Fed’s coming tightening cycle sinks in, amid still brutally negative “real” yields, as bonds’ purchasing power gets eaten up by inflation.

By Wolf Richter for WOLF STREET.

Bond fireworks lit up the sky on Friday, following the release of the jobs report that dashed fervent hopes in the bond market that crummy employment numbers would cause the Fed to back off its rate-hike tango before it even gets started. Over the past few days, reports were bandied about that explained why the jobs number would be anything from dismally low to hugely negative. But the numbers were far better than expected – they were actually pretty good for all kinds of reasons – and instantly yields spiked and mortgage rates shot higher.

The two-year Treasury yield spiked 13 basis points to 1.32%, the biggest one-day jump since the turmoil on March 10, 2020, and the highest since February 21, 2020:

The one-year yield spiked 11 basis points to 0.89%. This is up from near-0% in September last year. Over those five months, the world has changed.

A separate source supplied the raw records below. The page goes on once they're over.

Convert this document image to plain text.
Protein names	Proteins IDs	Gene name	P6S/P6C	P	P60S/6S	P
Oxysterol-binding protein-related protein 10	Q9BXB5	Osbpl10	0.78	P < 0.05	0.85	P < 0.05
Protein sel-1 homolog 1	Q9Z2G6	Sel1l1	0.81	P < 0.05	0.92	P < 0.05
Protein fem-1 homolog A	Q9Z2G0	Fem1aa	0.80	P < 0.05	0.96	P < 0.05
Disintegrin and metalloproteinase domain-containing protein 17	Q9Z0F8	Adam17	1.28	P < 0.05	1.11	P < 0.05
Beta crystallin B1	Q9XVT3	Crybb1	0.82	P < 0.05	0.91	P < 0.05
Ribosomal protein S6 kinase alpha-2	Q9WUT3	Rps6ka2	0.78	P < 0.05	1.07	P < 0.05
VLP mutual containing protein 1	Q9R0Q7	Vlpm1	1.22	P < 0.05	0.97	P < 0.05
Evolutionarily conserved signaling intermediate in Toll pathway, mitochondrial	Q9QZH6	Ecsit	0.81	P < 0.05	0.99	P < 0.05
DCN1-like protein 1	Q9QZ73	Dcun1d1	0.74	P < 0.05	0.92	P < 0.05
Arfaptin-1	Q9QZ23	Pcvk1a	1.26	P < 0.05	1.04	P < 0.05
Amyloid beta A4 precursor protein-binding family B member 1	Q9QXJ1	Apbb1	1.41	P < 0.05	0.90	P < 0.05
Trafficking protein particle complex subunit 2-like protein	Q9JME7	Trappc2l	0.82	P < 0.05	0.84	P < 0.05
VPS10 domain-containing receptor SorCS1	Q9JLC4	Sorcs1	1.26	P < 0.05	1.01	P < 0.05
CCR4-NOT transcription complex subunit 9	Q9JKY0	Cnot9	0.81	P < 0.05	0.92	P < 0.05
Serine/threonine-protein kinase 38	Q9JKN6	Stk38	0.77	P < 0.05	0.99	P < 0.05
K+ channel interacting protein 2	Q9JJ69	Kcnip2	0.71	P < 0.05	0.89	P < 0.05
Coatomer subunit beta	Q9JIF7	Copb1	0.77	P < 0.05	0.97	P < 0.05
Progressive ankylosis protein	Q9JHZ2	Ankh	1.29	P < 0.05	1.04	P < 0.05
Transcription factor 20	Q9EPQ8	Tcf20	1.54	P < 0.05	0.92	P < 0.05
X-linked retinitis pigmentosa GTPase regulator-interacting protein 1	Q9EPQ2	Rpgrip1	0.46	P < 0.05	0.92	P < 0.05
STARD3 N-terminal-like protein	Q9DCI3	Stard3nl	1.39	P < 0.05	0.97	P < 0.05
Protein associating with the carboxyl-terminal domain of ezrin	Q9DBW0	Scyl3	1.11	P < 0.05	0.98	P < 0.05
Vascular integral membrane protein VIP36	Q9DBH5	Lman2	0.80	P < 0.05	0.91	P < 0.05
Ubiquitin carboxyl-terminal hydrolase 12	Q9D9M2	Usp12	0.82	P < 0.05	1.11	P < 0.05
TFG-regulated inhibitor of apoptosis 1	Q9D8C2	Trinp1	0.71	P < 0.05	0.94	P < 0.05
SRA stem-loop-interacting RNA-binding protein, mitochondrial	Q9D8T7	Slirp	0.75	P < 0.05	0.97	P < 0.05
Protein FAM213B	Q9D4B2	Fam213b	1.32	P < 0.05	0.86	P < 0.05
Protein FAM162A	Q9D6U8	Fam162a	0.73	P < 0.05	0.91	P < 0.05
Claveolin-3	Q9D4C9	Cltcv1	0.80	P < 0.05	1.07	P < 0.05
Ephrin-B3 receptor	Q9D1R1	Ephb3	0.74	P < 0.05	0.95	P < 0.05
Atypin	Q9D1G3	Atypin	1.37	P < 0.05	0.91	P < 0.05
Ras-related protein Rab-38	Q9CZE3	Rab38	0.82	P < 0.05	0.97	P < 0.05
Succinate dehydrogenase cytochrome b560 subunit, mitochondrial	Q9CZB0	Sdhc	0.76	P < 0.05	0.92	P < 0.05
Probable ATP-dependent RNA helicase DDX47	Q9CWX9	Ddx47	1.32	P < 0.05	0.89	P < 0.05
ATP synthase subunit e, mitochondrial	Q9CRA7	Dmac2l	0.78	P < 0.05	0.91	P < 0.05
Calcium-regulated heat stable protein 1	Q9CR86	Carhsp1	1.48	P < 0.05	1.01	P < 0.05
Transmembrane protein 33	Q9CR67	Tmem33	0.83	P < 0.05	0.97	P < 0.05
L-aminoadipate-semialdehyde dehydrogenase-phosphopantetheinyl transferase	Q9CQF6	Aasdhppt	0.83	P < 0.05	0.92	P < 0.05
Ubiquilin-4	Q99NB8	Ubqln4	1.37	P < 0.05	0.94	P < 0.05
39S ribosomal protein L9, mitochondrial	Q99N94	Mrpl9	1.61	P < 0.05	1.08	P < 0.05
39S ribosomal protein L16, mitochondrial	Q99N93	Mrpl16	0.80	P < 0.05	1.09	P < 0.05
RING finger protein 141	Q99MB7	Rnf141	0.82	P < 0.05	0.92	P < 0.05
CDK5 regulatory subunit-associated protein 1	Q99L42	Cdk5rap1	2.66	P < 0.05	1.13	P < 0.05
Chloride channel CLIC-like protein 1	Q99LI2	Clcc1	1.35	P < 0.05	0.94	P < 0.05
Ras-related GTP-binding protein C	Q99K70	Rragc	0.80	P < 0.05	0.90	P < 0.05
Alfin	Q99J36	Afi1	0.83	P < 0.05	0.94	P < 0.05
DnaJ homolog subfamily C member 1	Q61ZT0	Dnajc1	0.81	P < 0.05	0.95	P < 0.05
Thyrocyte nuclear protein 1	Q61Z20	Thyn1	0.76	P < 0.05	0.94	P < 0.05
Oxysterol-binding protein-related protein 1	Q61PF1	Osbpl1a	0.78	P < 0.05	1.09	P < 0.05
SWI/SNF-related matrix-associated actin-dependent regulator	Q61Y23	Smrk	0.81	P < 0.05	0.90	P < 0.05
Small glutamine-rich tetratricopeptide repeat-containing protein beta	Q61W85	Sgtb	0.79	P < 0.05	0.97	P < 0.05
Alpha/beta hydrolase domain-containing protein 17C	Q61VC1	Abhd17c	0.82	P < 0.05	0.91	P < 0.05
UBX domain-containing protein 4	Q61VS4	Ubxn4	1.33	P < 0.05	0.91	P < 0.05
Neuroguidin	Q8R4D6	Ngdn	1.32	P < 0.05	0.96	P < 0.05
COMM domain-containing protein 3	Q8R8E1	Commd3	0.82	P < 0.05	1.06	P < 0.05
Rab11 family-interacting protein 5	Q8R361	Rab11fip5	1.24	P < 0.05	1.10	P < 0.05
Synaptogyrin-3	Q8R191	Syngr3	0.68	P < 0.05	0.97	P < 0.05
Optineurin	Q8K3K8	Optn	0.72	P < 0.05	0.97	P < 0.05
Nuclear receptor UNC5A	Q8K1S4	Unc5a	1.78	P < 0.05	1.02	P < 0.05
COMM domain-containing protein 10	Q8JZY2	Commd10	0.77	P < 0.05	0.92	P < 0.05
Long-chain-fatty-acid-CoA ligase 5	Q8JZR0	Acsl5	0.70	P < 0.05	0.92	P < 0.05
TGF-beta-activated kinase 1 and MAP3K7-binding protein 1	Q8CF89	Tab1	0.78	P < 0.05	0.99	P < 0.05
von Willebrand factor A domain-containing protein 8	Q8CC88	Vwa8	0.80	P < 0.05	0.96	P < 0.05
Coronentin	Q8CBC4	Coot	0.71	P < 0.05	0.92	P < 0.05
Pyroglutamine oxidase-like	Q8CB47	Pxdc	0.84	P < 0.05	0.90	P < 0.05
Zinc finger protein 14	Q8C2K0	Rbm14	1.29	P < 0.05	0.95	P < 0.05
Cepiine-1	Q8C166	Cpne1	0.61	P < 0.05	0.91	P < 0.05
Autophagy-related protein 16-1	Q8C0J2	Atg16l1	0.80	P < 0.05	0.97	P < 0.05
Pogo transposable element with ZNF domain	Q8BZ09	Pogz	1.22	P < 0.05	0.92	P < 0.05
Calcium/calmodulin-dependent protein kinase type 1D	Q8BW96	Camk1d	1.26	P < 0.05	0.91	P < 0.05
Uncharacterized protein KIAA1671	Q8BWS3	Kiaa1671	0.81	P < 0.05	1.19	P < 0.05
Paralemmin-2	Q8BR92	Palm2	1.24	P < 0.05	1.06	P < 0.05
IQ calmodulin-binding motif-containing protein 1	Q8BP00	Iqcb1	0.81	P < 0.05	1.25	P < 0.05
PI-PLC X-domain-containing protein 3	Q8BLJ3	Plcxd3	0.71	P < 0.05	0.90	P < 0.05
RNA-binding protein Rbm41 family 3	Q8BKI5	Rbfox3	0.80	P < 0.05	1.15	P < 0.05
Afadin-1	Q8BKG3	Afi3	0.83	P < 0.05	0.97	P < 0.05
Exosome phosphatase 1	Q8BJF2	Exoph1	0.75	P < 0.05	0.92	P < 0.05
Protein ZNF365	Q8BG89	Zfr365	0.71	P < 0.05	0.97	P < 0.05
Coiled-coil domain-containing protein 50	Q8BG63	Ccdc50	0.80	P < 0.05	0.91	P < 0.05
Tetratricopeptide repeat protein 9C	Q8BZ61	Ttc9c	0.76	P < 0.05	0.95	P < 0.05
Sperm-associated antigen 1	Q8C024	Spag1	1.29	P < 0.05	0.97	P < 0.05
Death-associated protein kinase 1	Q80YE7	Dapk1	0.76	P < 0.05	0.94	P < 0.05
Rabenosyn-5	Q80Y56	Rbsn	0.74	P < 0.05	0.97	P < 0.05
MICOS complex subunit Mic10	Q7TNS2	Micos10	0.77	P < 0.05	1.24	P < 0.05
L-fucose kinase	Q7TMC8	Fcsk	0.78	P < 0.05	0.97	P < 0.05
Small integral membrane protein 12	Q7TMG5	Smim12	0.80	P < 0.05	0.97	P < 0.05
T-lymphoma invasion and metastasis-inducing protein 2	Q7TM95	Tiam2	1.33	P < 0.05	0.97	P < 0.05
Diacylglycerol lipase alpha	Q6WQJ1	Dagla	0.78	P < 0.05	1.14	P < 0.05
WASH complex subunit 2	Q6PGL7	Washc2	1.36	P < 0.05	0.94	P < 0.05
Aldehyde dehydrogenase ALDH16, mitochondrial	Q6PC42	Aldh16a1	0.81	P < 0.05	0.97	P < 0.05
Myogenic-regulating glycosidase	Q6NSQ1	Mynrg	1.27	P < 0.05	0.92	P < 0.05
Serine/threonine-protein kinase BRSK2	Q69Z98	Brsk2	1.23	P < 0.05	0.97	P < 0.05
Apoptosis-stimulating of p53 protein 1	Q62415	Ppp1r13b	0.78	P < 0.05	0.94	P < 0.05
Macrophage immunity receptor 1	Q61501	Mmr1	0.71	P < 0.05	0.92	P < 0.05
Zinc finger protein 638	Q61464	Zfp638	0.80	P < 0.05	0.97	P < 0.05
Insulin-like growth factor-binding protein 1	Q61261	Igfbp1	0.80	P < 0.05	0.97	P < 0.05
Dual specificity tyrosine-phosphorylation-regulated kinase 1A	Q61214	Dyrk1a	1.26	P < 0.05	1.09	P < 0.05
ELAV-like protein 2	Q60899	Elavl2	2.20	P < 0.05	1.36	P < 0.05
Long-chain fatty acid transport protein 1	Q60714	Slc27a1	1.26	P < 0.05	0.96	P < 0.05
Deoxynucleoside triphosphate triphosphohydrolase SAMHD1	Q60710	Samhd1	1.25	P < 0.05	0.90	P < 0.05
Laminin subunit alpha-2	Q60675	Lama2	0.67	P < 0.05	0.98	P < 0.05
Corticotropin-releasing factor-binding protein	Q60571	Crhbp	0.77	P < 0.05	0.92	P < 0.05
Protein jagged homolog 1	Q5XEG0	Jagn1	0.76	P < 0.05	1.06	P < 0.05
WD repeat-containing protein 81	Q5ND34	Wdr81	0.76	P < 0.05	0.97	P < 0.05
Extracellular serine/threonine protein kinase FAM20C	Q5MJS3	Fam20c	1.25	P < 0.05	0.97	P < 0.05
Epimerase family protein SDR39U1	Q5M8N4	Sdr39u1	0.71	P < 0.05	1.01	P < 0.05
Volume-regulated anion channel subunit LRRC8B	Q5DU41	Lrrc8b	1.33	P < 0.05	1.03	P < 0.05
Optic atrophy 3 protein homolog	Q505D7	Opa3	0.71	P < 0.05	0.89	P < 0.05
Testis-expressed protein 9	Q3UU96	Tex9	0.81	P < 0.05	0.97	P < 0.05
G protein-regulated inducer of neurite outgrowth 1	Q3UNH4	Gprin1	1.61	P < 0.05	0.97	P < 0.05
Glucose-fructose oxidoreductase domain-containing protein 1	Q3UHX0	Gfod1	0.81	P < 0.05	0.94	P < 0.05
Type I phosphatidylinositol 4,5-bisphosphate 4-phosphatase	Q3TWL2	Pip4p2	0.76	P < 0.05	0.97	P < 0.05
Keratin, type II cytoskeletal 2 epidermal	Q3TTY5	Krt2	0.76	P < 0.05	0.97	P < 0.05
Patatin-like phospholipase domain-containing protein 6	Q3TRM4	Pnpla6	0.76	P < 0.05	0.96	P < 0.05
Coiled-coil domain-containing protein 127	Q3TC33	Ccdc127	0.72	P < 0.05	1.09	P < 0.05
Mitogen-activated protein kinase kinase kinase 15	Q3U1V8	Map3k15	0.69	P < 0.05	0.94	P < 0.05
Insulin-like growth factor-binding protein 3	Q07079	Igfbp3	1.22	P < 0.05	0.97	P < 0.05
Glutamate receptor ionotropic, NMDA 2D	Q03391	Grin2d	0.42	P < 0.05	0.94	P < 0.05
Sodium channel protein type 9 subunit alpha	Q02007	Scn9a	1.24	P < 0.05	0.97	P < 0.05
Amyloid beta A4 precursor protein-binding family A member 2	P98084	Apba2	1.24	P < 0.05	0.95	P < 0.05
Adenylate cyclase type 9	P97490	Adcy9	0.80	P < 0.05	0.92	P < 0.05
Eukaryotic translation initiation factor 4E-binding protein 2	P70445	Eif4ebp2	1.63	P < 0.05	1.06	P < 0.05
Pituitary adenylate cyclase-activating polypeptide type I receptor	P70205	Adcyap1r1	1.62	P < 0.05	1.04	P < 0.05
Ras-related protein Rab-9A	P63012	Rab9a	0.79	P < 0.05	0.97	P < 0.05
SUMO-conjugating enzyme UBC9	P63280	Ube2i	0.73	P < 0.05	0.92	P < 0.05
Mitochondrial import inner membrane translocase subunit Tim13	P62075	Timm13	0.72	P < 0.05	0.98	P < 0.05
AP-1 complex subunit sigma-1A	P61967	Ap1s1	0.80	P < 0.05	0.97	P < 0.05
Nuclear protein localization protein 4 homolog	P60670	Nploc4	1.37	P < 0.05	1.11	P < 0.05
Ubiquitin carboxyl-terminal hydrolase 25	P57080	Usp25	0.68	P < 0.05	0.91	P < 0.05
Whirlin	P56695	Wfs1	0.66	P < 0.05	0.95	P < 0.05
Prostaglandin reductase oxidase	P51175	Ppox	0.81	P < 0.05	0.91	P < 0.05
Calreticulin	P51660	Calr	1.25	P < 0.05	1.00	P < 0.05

The one-year yield and the two-year yield are particularly sensitive to the market’s outlook for monetary policy changes by the Fed – namely the dreaded rate hikes this year and next year, as CPI inflation has hit 7.0%.

Despite these jumps in yields, they remain ridiculously low and deeply negative in “real” terms: Minus CPI inflation, the one-year yield is still -6.1%; and the two-year yield is -5.7%.

The 10-year Treasury yield jumped by 11 basis points to 1.93%, the highest since December 23, 2019.

Rough day in the bond market: When bond yields rise, it means bond prices fall. And it was rough on Friday in the bond market. Below is how two Treasury bond ETFs did. They’re considered conservative investments focused on Treasury securities, and they pay only tiny yields.

The price of the iShares 7-10 Year Treasury Bond ETF [IEF], which tracks Treasury bonds with remaining maturities between 7 and 10 years, fell 0.8% on Friday and is down about 9% from the range in April-September 2020. The ETF yields 0.9% annual, and Friday wiped out nearly a year’s worth of yield.

The price of the iShares 20+ Year Treasury Bond ETF [TLT], which tracks Treasury bonds with remaining maturities of 20 years or more, fell 2.1% on Friday and is down about 18% from the peak in July 2020. The yield is currently 1.6% annual. A few hours on Friday incinerated well over a year’s worth of yield.

Mortgage rates spiked on Friday, nearing 4%, with the 30-year fixed mortgage rate reaching an average of 3.85%, according to the daily index by Mortgage News Daily. This is the highest rate since late 2019 – except for the rate chaos in March 2020, when rates spiked and plunged from one day to the next:

The 30-year mortgage rate moves roughly with the 10-year Treasury yield, but with a spread, given that the average 30-year mortgage is paid off in less than 10 years, either because the homeowner sells the home or refinances the mortgage.

And these increases in Treasury yields and mortgage rates are a reaction to what the Fed is about to embark on: The next rate-hike cycle and the next quantitative tightening (QT) cycle, which will do the opposite of what the Fed’s interest rate repression and massive QE had done. The Fed has been communicating its plans, and Powell locked in the date for the first rate hike: March 16.

As mortgage rates increase, with today’s super-inflated home prices, two things are happening:

One, people rush to buy a home to lock in the still low mortgage rates; so initially, rising mortgage rates create a flurry of activity.

And two, with each uptick in mortgage rates, more homebuyers hit the ceiling of what they can afford, and they drop out. This is not visible in the data at first since those people are outnumbered by the flurry of people desperate to lock in the low mortgage rates.

As mortgage rates rise further, more and more people are throwing in the towel, and fewer and fewer people are desperate to lock in those now higher mortgage rates, which then translates into the decline in demand. This becomes visible after mortgage rates rise to a magic number. That magic number will become clear only with hindsight. This magic number is likely above 4%. By the time mortgage rates reach 5%, as they did in 2018, demand will likely be waning in very visible ways.